I go downstairs and they are both eating breakfast together. God they don't mean anything but it is so painful to see them together just eating breakfast. I would be doing this with Matty.
"Hey, thanks so much. For everything both of you I mean it" I say.
"No probs babe." Malachi says
"Yeah anytime you're welcome to stay again if you like" Rhea says.
She's making this easy and comfortable for me.
"No no. I am not burdening you any longer. Plus I need to sort stuff out, I'm just gonna tackle it all head on" I tell her sitting down and having some juice and toast.
"Oh any thoughts on what to do?" She asks trying not to pry.
"Well, I've listened to him and I've had time to process. So I'm just going to be direct ask him about it face to face. And worse comes to worse I'll end up at my mums" I tell them.

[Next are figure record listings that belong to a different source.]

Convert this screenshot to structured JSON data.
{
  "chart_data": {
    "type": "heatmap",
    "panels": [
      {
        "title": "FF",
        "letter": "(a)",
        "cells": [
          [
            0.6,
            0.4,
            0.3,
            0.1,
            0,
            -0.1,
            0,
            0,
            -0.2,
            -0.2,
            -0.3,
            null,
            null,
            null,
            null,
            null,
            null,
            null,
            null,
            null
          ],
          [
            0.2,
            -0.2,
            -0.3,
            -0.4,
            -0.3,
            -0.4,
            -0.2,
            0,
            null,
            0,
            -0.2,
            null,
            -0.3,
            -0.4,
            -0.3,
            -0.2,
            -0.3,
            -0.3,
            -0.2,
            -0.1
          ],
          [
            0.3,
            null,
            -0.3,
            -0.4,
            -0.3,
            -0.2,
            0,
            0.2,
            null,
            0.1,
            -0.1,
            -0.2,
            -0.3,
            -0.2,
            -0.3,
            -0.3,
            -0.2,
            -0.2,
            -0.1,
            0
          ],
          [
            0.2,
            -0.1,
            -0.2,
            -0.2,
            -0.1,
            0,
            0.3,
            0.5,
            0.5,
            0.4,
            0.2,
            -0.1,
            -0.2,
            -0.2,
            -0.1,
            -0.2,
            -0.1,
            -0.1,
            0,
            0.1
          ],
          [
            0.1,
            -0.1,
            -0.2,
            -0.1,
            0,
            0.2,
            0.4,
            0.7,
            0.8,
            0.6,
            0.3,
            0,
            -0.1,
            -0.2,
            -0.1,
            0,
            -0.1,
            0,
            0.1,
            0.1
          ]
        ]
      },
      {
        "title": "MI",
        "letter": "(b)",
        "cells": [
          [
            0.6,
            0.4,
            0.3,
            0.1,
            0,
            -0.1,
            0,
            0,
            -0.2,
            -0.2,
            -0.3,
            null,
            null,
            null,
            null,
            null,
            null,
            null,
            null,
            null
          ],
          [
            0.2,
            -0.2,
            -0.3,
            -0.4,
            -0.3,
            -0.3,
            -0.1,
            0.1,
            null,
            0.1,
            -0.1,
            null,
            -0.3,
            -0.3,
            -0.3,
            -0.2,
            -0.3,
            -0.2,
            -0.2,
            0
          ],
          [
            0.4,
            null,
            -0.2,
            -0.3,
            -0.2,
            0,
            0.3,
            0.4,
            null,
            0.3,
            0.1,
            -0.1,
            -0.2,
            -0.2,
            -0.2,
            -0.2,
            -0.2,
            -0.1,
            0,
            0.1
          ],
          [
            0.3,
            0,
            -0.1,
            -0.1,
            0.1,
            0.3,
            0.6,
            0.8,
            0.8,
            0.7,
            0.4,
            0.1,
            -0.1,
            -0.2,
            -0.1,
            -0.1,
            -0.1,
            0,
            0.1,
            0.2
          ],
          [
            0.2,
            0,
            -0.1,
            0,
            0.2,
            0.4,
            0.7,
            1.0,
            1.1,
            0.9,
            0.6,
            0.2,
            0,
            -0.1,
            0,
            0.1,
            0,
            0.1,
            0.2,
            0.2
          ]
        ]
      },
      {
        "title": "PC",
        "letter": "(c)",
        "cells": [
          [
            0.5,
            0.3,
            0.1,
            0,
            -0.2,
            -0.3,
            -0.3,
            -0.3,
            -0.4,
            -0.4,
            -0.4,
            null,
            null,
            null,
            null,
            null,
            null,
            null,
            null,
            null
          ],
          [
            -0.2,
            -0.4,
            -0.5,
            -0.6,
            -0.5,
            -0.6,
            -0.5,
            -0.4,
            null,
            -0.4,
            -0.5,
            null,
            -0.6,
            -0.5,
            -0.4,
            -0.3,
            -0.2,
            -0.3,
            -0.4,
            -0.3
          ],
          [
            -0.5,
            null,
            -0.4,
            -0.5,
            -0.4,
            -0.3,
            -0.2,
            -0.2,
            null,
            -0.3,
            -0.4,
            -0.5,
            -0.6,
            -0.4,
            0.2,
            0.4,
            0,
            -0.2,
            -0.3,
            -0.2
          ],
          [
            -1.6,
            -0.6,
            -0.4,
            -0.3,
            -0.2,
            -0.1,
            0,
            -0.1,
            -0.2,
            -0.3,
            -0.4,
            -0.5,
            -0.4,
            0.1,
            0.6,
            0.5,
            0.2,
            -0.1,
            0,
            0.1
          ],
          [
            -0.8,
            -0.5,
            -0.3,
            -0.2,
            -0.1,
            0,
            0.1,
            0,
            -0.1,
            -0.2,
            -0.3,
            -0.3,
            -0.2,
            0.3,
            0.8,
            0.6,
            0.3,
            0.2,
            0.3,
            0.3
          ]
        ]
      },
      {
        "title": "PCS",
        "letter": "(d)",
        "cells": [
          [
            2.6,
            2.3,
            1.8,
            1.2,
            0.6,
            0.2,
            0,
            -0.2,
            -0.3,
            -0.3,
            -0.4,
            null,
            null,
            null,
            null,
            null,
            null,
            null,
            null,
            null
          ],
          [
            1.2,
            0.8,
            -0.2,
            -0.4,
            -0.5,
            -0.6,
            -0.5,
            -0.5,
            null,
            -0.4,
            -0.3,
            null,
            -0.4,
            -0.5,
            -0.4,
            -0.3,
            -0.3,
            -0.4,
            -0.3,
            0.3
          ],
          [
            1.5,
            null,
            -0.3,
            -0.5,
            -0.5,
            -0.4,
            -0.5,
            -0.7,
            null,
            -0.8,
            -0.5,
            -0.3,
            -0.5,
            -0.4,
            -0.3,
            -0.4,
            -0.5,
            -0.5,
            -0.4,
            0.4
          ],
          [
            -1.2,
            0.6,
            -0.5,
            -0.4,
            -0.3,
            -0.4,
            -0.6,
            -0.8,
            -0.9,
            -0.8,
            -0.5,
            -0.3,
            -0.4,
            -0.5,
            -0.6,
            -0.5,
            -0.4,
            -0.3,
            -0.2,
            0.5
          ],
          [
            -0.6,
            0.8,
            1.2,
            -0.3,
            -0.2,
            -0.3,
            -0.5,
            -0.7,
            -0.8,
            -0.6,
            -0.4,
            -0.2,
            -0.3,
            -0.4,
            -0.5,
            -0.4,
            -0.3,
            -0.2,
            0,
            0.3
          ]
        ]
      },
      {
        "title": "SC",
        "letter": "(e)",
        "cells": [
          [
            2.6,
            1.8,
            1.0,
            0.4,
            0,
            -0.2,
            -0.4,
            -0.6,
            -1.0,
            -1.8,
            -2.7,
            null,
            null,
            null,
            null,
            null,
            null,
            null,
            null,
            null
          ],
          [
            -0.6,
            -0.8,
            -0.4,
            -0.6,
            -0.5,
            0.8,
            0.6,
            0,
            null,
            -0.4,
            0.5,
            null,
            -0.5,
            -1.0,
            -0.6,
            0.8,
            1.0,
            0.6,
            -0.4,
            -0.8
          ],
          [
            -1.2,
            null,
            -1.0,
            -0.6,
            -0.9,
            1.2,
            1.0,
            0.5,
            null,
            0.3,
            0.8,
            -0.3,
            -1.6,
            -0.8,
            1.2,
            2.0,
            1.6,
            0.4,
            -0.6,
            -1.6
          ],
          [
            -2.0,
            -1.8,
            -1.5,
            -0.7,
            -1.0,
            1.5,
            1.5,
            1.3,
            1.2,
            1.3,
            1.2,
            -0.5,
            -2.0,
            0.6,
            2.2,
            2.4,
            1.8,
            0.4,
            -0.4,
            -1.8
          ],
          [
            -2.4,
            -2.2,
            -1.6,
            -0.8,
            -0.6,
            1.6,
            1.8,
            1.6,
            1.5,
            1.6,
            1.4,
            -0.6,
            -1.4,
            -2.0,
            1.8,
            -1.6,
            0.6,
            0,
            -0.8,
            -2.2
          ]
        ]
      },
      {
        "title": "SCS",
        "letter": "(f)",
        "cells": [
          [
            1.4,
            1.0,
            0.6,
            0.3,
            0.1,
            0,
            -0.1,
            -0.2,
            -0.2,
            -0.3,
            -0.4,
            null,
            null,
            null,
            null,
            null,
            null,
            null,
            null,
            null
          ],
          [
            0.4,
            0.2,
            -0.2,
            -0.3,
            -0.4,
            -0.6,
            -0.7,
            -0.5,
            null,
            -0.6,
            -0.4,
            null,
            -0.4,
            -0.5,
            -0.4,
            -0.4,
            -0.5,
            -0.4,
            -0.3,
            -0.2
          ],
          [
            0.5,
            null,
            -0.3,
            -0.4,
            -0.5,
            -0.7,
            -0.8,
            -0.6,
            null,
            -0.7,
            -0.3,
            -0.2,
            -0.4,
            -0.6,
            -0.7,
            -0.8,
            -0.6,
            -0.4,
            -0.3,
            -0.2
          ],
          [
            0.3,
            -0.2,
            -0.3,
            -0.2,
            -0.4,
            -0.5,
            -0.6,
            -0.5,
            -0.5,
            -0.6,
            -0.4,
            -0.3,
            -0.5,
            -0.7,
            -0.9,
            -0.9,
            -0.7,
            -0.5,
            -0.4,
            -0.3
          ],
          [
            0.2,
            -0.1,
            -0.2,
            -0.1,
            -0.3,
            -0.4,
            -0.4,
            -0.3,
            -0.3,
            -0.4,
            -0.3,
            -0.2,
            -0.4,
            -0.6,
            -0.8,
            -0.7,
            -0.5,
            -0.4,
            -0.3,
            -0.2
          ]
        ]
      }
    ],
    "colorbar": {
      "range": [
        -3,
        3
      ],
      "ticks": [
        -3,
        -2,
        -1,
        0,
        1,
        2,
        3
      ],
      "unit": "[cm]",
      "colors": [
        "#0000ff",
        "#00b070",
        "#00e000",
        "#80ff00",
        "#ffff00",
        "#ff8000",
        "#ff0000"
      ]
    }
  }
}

"Sounds like a solid plan" Malachi says smiling at me. He makes me feel calm.
"How do you feel about him" Rhea asks shyly.
"You don't have to tell me" she adds.
"Oh come on! of course I'll tell you. I can't stop thinking about everything. My feelings for him haven't really changed, I think I just needed space" I say feeling a resolve.
"Okay." She says carefully "he's been messaging you daily, I just wanna put it out there that he wouldn't do that if it was a game"
Rhea has been pretty vocal on her thoughts on Matty. And surprisingly she is pro our relationship still, because she hates Jen and thinks she's a scheming bitch.
"I haven't seen him at any parties" Malachi adds.
They've been out a few times I have not despite Ross' invitations. I needed this time to myself. I've spent it with my closest friends and that's been perfect for me.
"Right Tay I'm not gonna lie to you, you know that but I'm genuinely convinced it wasn't all some stupid ploy. Jen is an absolute bitch we know that she wanted to break you guys up. And I just think she was really trying to make something out of it." she says.
"Why would he have moved in with you, and all of that if it were just a game? It makes no sense. We both know that. He would have just got what he wanted and then up and left you" she says. And Malachi nods in agreement. She shoot's me an apologetic grin for being so blunt.
I ponder that. But I don't need false hope in my life right now.
After some breakfast I decide that's enough third wheeling for me today and for a long time. I tell them I'll see them soon and thank them both again for being there for me when I needed them. Rhea hugs me, before I leave and tells me that I look impeccable. I smile. Here's to having best friends.
I decide now it's time for me to start sorting out my life.